French Sex Workers Challenge 2016 Law Banning Payment For Sex

A controversial French law passed in 2016 that shifted the criminal responsibility for prostitution from the sellers to the buyers has come under a challenge in court by a group of French sex workers, backed by a consortium of non-profits and activist groups, who say that the law has made work as a prostitute more dangerous, not less as the law was supposedly intended. The sex workers also say the law violates their sexual and commercial freedoms. 
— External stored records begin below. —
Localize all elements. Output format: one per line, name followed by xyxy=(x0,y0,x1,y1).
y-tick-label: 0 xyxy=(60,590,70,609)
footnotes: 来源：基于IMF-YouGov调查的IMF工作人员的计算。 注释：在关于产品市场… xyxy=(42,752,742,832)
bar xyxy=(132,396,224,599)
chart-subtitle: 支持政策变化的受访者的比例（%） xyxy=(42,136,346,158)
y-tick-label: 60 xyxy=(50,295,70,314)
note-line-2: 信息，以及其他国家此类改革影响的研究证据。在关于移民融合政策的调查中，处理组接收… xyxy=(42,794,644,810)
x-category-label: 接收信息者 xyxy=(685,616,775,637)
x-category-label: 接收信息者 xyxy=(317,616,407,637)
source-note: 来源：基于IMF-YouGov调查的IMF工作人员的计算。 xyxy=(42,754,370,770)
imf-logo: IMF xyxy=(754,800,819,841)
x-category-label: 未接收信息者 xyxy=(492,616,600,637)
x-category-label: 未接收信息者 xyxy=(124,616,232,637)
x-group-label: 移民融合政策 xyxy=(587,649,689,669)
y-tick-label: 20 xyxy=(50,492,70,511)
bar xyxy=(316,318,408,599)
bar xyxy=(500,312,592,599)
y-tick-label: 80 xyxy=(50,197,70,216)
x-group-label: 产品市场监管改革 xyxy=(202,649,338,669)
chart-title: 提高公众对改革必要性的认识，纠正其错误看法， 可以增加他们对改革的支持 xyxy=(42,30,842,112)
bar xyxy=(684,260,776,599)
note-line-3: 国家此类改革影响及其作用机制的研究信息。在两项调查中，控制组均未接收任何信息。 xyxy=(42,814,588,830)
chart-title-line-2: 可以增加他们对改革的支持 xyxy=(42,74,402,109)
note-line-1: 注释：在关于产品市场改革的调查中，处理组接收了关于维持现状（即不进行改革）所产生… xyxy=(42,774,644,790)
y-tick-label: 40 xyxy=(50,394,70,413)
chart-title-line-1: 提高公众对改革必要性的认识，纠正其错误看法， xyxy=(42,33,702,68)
After a three-year battle in the French national assembly, the law finally passed, essentially legalizing prostitution by removing all fines and other criminal penalties for providing sexual services in exchange for payment, as CNN reported

Instead, France made the customers of prostitutes the criminals, outlawing the practice of paying cash for sex—something that, under the law, remained legal to sell. Paying for sex, under the law, now carries a fine of about $1,700 for a first offense and up to $4,200 for repeat customers. Prostitution consumers who get caught under the law must also attend a workshop to be educated on the conditions of life for a sex worker.

But sex workers in France say that rather than protecting their safety, the law has driven their business farther into the shadows, and as a result, put them in a higher degree of physical danger. They blame the law for the murder last August of Vanessa Campos, a 36-year-old Peruvian transgender sex worker who was killed in a dark, wooded area of the Bois de Boulogne, a public park on the outskirts of France, by criminals attempting to rob her client, who survived the attack, according to The New York Times

“Girls are now forced to hide and promise their clients that the police won’t find them,” sex worker-turned-activist Giovanna Rincon told The Times. which reported that there are an estimated 30,000 prostitutes in France, with 93 percent of them, like Campos, foreign nationals. “Today, they work in places where we, the old guard working at the Bois de Boulogne, would never have set foot.”

The group of about 30 prostitutes and activists took their cause to France’s Constitutional Council last week, citing the Campos case—as well as arguing that the law “infantilizes” prostitutes.  "Who are you to forbid me from doing what I want with my body?" one asked at the hearing, according to the news site The Local. 

The Council is expected to hand down a decision on whether the law is compatible with the French Constitution on February 1.